Table 1 confirms that the temporary help services industry is much more volatile than the rest of the labor market. The average employment growth in temporary help services during the 1990s' expansion was 3.2 percent per quarter, much larger than the average 0.9 percent growth in the remainder of the labor market. In addition, the job loss in temporary help services during the 2001 recession exceeded (in percentage terms) losses in the rest of the market. The larger percentages of net employment contributed by all activities (shutdowns, contractions, openings, and expansions) also point to greater churning in the temporary help services industry. In other words, a smaller percentage of workers in the temporary help services industry stay with their employer from one quarter to the next compared with workers in all other industries.
Dissecting the sources of job destruction and creation reveals that the temporary help services industry relies much more on extreme adjustments of temp agency firms shutting down and opening during an expansion than the rest of the labor market does. Indeed, temp agency firms shutting down and opening up accounted for an average of 21 percent of temporary help services employment during the expansion compared with only 8.9 percent of employment In the rest of the labor market. Furthermore, there was more opening and closing activity in temporary help services during the expansion than during the recession, but the rest of the labor market experienced more opening and closing activity during the recession. This pattern implies that the demand for temporary workers continues to grow through expansionary times, with many entrepreneurs starting up temporary employment businesses and many others failing.
Suffering through the recession
Workers in an industry that is particularly volatile can have a much different labor market experience across the business cycle than workers in a less volatile industry.
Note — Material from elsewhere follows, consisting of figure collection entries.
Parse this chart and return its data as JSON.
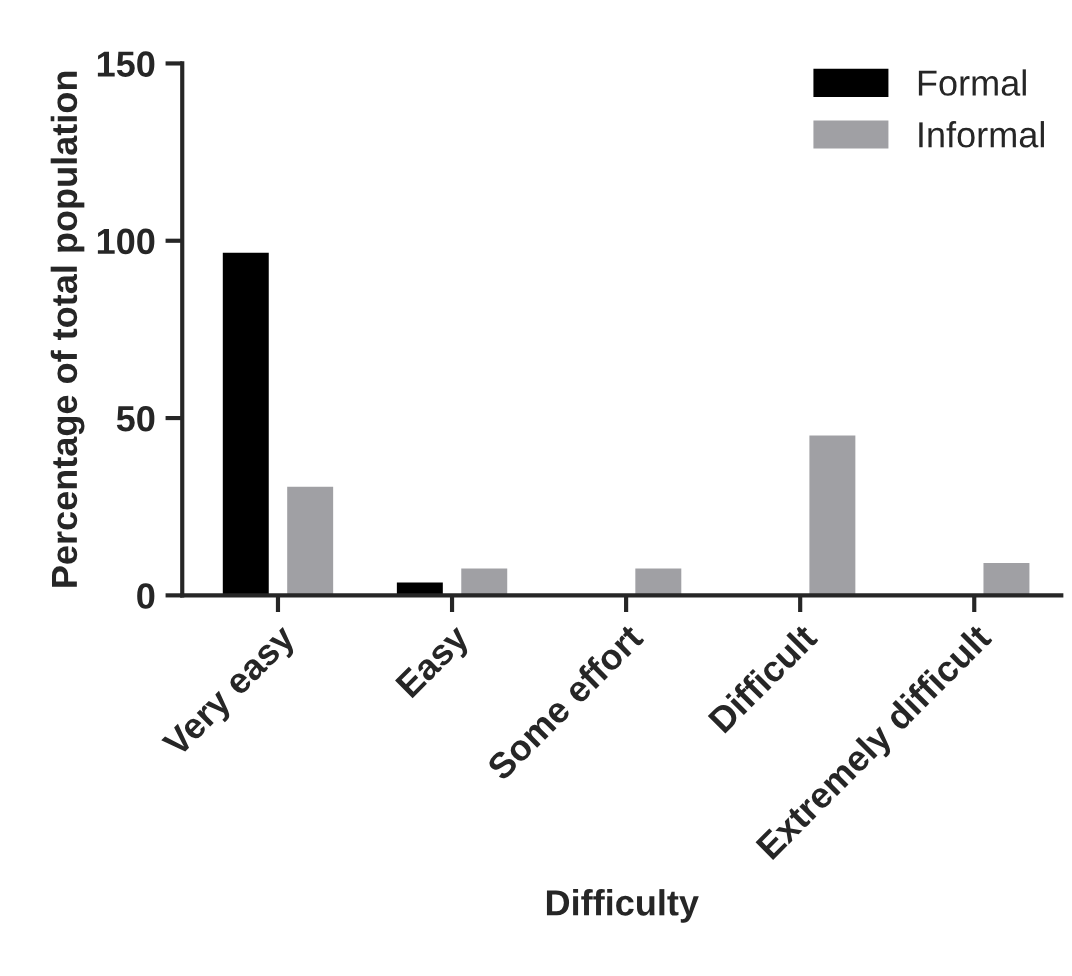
{
  "chart_data": {
    "type": "bar",
    "xlabel": "Difficulty",
    "ylabel": "Percentage of total population",
    "categories": [
      "Very easy",
      "Easy",
      "Some effort",
      "Difficult",
      "Extremely difficult"
    ],
    "series": [
      {
        "name": "Formal",
        "color": "#000000",
        "values": [
          97,
          4,
          null,
          null,
          null
        ]
      },
      {
        "name": "Informal",
        "color": "#a0a0a4",
        "values": [
          31,
          8,
          8,
          45.5,
          9.5
        ]
      }
    ],
    "ylim": [
      0,
      150
    ],
    "yticks": [
      0,
      50,
      100,
      150
    ],
    "grid": false,
    "legend": "top right"
  }
}
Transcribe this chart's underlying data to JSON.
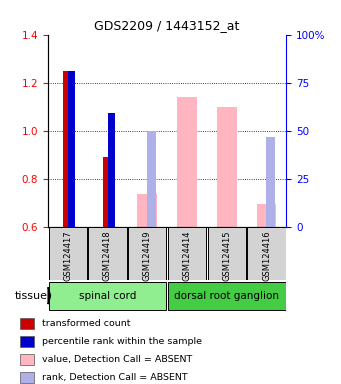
{
  "title": "GDS2209 / 1443152_at",
  "samples": [
    "GSM124417",
    "GSM124418",
    "GSM124419",
    "GSM124414",
    "GSM124415",
    "GSM124416"
  ],
  "tissue_groups": [
    {
      "label": "spinal cord",
      "indices": [
        0,
        1,
        2
      ],
      "color": "#90ee90"
    },
    {
      "label": "dorsal root ganglion",
      "indices": [
        3,
        4,
        5
      ],
      "color": "#44cc44"
    }
  ],
  "ylim_left": [
    0.6,
    1.4
  ],
  "ylim_right": [
    0,
    100
  ],
  "yticks_left": [
    0.6,
    0.8,
    1.0,
    1.2,
    1.4
  ],
  "yticks_right": [
    0,
    25,
    50,
    75,
    100
  ],
  "ytick_labels_right": [
    "0",
    "25",
    "50",
    "75",
    "100%"
  ],
  "red_bars": [
    1.25,
    0.89,
    null,
    null,
    null,
    null
  ],
  "blue_bars_pct": [
    81.25,
    59.375,
    null,
    null,
    null,
    null
  ],
  "pink_bars": [
    null,
    null,
    0.735,
    1.14,
    1.1,
    0.695
  ],
  "lavender_bars_pct": [
    null,
    null,
    50.0,
    null,
    null,
    46.875
  ],
  "red_color": "#cc0000",
  "blue_color": "#0000cc",
  "pink_color": "#ffb6c1",
  "lavender_color": "#b0b0e8",
  "background_color": "#ffffff",
  "legend_items": [
    {
      "color": "#cc0000",
      "label": "transformed count"
    },
    {
      "color": "#0000cc",
      "label": "percentile rank within the sample"
    },
    {
      "color": "#ffb6c1",
      "label": "value, Detection Call = ABSENT"
    },
    {
      "color": "#b0b0e8",
      "label": "rank, Detection Call = ABSENT"
    }
  ]
}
To examine the potential impact of the volatility in the temporary help services industry on its workers through a recession, table 2 compares a number of different characteristics of workers in Georgia in temporary help services and other sectors of the labor market before and after the recession.
The volatility of temporary help services is apparent in the experience of its workers. In Georgia, only 64 percent of the workers employed in temporary help services in 2000Q1 were employed in 2002Q4, after the recession. In comparison, about 80 percent of Georgia's workers in manufacturing and other services and about 74 percent of workers in retail trade were still employed after the recession. In addition, temporary help services workers spent an average of 2.3 quarters unemployed during the recession, more than double the time spent unemployed by manufacturing and other service workers and one and a half times the period spent unemployed by workers in retail trade.